Confundir o marco temporal do regime de transição da Arguição de Descumprimento de Preceito Fundamental (ADPF) nº 828 com o alcance da política instituída pela Resolução nº 510/2023 do Conselho Nacional de Justiça (CNJ) restringe indevidamente um mecanismo permanente de tratamento adequado desses litígios.
Reprodução Litígios que envolvem questões fundiárias A controvérsia nasce de uma premissa compreensível, mas conduz a uma conclusão equivocada.
As tutelas proferidas pelo Supremo Tribunal Federal na ADPF 828 tiveram origem no contexto da pandemia de Covid-19.
A Lei 14.216/2021, por sua vez, adotou 31 de março de 2021 como referência para medidas excepcionais relacionadas a desocupações e remoções coletivas.

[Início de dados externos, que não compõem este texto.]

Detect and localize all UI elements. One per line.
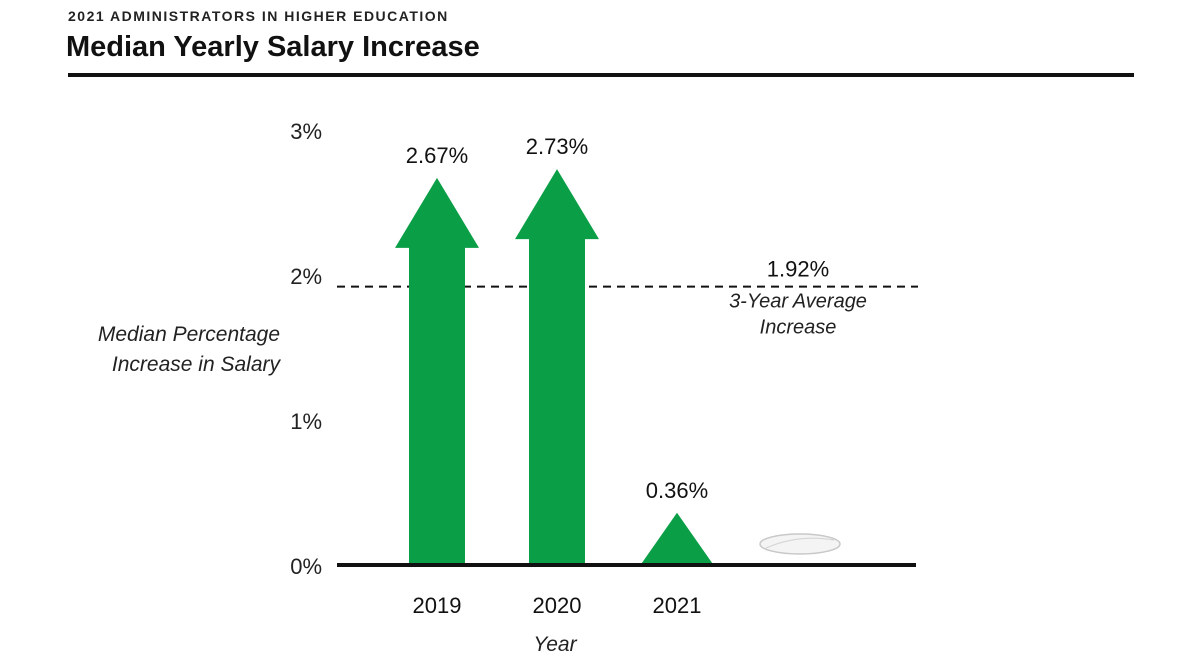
data-label: 0.36% [646, 478, 708, 503]
y-tick-label: 2% [290, 264, 322, 289]
chart-supertitle: 2021 ADMINISTRATORS IN HIGHER EDUCATION [68, 8, 449, 24]
y-tick-label: 3% [290, 119, 322, 144]
y-tick-label: 0% [290, 554, 322, 579]
chart-title: Median Yearly Salary Increase [66, 31, 480, 63]
x-tick-label: 2020 [533, 593, 582, 618]
bar-arrow-2020 [515, 169, 599, 565]
data-label: 2.67% [406, 143, 468, 168]
data-label: 2.73% [526, 134, 588, 159]
title-divider [68, 73, 1134, 77]
x-tick-label: 2021 [653, 593, 702, 618]
bar-arrow-2021 [640, 512, 714, 565]
cupa-hr-logo [759, 533, 841, 555]
y-axis-label: Median Percentage Increase in Salary [97, 323, 280, 376]
average-caption-line-1: 3-Year Average [729, 291, 867, 313]
y-tick-label: 1% [290, 409, 322, 434]
x-tick-label: 2019 [413, 593, 462, 618]
x-axis-label: Year [533, 633, 577, 656]
average-caption-line-2: Increase [760, 317, 837, 339]
average-value-label: 1.92% [767, 257, 829, 282]
bar-arrow-2019 [395, 177, 479, 565]
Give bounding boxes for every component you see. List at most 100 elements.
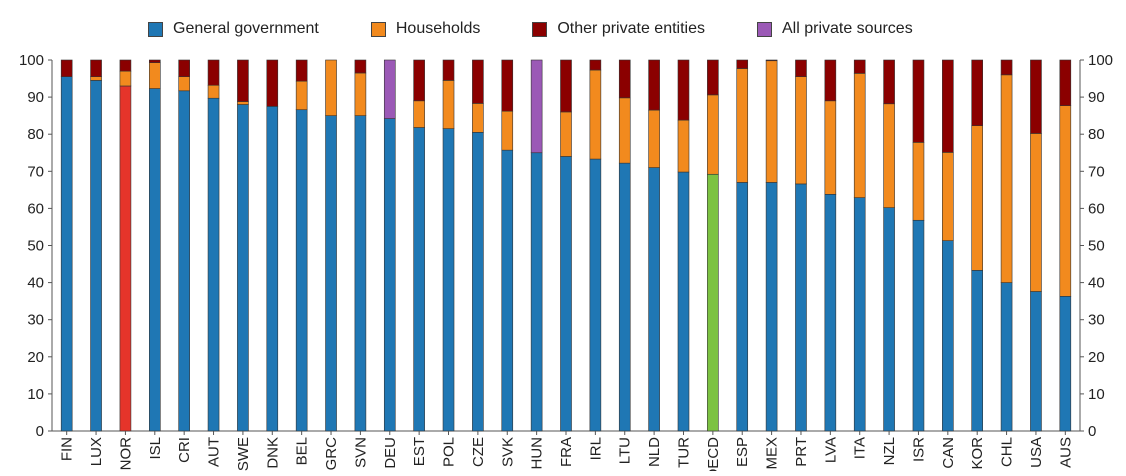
- x-tick-label: NOR: [117, 437, 134, 471]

A partir daí, passou-se a sustentar, em algumas demandas, que ocupações posteriores não estariam sujeitas às condicionantes do regime de transição nem à intervenção das comissões.
Essa leitura reúne, sob uma única disciplina, providências que compartilham origem histórica, mas possuem natureza e alcance distintos.
A crise sanitária e social agravou a vulnerabilidade habitacional, intensificou o risco de despejos coletivos e motivou a atuação do STF.
O regime transitório estabelecido pela corte e a política judiciária que veio a ser regulamentada pelo CNJ, entretanto, não se confundem.
Na quarta tutela provisória incidental da ADPF 828, referendada pelo Plenário, o STF disciplinou a retomada das ordens de desocupação anteriormente suspensas.
Para tanto, determinou a criação imediata, por todos os tribunais, de “Comissões de Conflitos Fundiários”, tomando como referência a experiência do Tribunal de Justiça do do Paraná (TJ-PR).
Atribuiu-lhes a realização de visitas técnicas, audiências de mediação e, sobretudo, a proposição de estratégias graduais e escalonadas para a execução das decisões, sem retirar do juiz da causa a competência decisória.
Spacca … A decisão também estabeleceu salvaguardas para o cumprimento de ordens judiciais de remoção coletiva de pessoas vulneráveis.
Previu, dentre outras medidas, ciência prévia e escuta dos representantes das comunidades, prazo razoável para desocupação e encaminhamento das pessoas em situação de vulnerabilidade a abrigos ou locais dignos, vedada a separação familiar.